I recently joined Luke and Thomas as a volunteer editorial and publicity assistant at BRB after watching their inspiring announcement of the literary journal at Yabangee.com’s Expat Spotlight on Writing event held at Bomontiada’s Atölye. I approached them and asked to help after describing my addiction to literary projects. They were thankful for my offer and welcomed me as a newcomer on board.
So, about this so-called addiction… My two Master’s degrees say a lot about me. I got one in Creative Writing, but it wasn’t enough, so I got another in English Literature. In San Francisco where I lived before moving to Istanbul, this interest in literature led me to branch out until I made a few self-published zines followed by a stint working at my university’s literary journal. I later started hosting my own literary events from my living room starting with play readings. Later I founded a monthly women’s reading series that still continues today thanks to the direction of new organizers (Hazel Reading Series). On the eve of my departure to move abroad in 2014, I had the chance to speak on a panel at the American Writer’s and Writing Programs Association annual conference held in Seattle alongside award winning writers and organizers. I spoke about my reading series concept in which the artists who read each take part in the curation of the next month’s event. This is meant to break down the divide between literary production and community involvement. The idea of writers supporting one another in their creative production has always appealed to me.
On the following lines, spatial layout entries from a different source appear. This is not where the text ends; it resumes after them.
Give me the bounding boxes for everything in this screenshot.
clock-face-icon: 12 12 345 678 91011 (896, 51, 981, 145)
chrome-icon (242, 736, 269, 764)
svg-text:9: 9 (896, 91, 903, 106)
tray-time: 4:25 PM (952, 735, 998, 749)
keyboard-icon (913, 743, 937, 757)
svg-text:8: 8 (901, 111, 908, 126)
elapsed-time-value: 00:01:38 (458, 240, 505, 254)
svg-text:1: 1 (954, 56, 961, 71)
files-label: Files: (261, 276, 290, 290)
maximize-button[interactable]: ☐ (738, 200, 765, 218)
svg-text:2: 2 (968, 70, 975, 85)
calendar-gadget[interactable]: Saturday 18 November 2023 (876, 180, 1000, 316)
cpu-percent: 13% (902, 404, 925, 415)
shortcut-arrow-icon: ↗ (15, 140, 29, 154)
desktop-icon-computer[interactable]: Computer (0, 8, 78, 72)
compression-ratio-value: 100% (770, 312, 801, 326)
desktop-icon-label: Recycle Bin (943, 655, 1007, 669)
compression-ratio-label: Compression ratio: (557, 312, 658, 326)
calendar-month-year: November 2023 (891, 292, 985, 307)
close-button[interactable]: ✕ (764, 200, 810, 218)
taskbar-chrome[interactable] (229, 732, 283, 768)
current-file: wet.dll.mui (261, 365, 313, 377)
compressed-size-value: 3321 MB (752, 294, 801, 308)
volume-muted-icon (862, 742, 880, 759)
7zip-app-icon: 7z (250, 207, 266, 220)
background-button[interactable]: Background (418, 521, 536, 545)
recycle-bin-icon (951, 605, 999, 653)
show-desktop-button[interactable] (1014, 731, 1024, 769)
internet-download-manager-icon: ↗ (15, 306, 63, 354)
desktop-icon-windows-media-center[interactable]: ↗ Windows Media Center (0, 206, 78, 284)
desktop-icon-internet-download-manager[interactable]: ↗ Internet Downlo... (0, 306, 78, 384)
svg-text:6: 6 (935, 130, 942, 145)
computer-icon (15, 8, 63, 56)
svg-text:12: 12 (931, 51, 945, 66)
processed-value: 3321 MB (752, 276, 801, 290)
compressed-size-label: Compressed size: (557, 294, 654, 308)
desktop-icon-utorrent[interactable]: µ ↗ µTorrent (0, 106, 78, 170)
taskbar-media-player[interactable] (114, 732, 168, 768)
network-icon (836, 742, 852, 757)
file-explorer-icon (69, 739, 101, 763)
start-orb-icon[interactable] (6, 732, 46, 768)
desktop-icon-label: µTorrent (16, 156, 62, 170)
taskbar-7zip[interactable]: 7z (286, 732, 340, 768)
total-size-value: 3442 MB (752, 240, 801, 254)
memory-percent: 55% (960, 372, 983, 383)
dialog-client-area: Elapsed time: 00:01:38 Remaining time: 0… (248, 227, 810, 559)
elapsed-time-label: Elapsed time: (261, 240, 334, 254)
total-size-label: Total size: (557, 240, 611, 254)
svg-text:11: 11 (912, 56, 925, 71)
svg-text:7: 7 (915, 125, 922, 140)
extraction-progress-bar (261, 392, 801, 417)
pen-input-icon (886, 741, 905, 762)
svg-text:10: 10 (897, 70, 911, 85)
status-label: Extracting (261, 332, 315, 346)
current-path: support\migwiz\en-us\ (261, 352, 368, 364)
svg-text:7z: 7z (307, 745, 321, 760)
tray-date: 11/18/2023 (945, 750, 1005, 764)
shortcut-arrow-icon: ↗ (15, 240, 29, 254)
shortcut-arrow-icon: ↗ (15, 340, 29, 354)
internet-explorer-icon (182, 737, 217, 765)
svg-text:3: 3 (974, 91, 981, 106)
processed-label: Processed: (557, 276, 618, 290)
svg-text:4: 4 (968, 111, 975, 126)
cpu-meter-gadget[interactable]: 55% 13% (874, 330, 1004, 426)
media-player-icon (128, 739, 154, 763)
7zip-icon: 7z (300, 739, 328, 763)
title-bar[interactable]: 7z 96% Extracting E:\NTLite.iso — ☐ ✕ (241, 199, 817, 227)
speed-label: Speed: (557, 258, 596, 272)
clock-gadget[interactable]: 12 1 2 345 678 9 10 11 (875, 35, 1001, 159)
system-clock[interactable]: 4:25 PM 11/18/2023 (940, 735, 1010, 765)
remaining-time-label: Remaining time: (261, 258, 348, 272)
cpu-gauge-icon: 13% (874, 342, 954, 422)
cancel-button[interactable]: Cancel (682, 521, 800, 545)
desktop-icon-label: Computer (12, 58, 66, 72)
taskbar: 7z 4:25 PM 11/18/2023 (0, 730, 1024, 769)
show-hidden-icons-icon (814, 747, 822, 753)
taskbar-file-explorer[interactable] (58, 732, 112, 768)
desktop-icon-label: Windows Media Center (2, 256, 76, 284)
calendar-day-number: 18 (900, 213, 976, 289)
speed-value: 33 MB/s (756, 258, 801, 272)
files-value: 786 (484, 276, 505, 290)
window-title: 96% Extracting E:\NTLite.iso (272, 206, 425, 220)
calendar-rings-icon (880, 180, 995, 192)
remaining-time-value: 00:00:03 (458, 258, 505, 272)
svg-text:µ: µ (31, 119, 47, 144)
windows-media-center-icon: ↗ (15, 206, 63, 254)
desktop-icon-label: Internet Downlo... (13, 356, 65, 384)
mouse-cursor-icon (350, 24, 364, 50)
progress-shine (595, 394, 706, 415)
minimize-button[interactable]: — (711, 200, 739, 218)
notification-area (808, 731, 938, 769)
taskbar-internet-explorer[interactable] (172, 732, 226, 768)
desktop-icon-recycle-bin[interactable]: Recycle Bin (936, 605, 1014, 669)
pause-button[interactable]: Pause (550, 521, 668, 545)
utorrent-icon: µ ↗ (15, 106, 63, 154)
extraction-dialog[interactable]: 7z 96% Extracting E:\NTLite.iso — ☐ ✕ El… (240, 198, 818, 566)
Once I came to Istanbul, I started juggling a variety of competing goals alongside my consistent desire to engage in literary projects. I had to work to pay off student loans, I felt determined to learn Turkish, and in my free time, I wanted to continue my literary pursuits. My first two years here left me with little free time, but I managed to find a few like-minded writers and we started a weekly writing meet-up. We gave ourselves a name: Yirmi Yedi. An incarnation of this project still continues. Through Yirmi Yedi’s activities, I attended Spoken Word Istanbul several times and became familiar with both Luke and Thomas on stage. Their charisma appeals to me because it reminds me of the kind of willing and ready attitude of other people I knew in San Francisco who had started and succeeded at organizing grassroots literary projects (Lawrence Ferlinghetti, for instance). Naturally, I’m now working alongside Luke and Thomas to help BRB grow.
The prospect of defying borders and other arbitrary limitations upon cultural exchange thrills me. I feel BRB fills an important niche by presenting works in English about a region as diverse and culturally relevant for both the West and the East as Istanbul. I’m excited to work within the premise of an international audience to develop means of engaging with the diverse range of voices that comprise Istanbul. In these early stages, I plan to attend to nuts and bolts such as an email list and possibly a twitter account to help us connect to new people and stay connected to our existing readers and contributors. Mostly, I can’t wait to discover what unexpected benefits—whether anecdotal or concrete—will come of my efforts.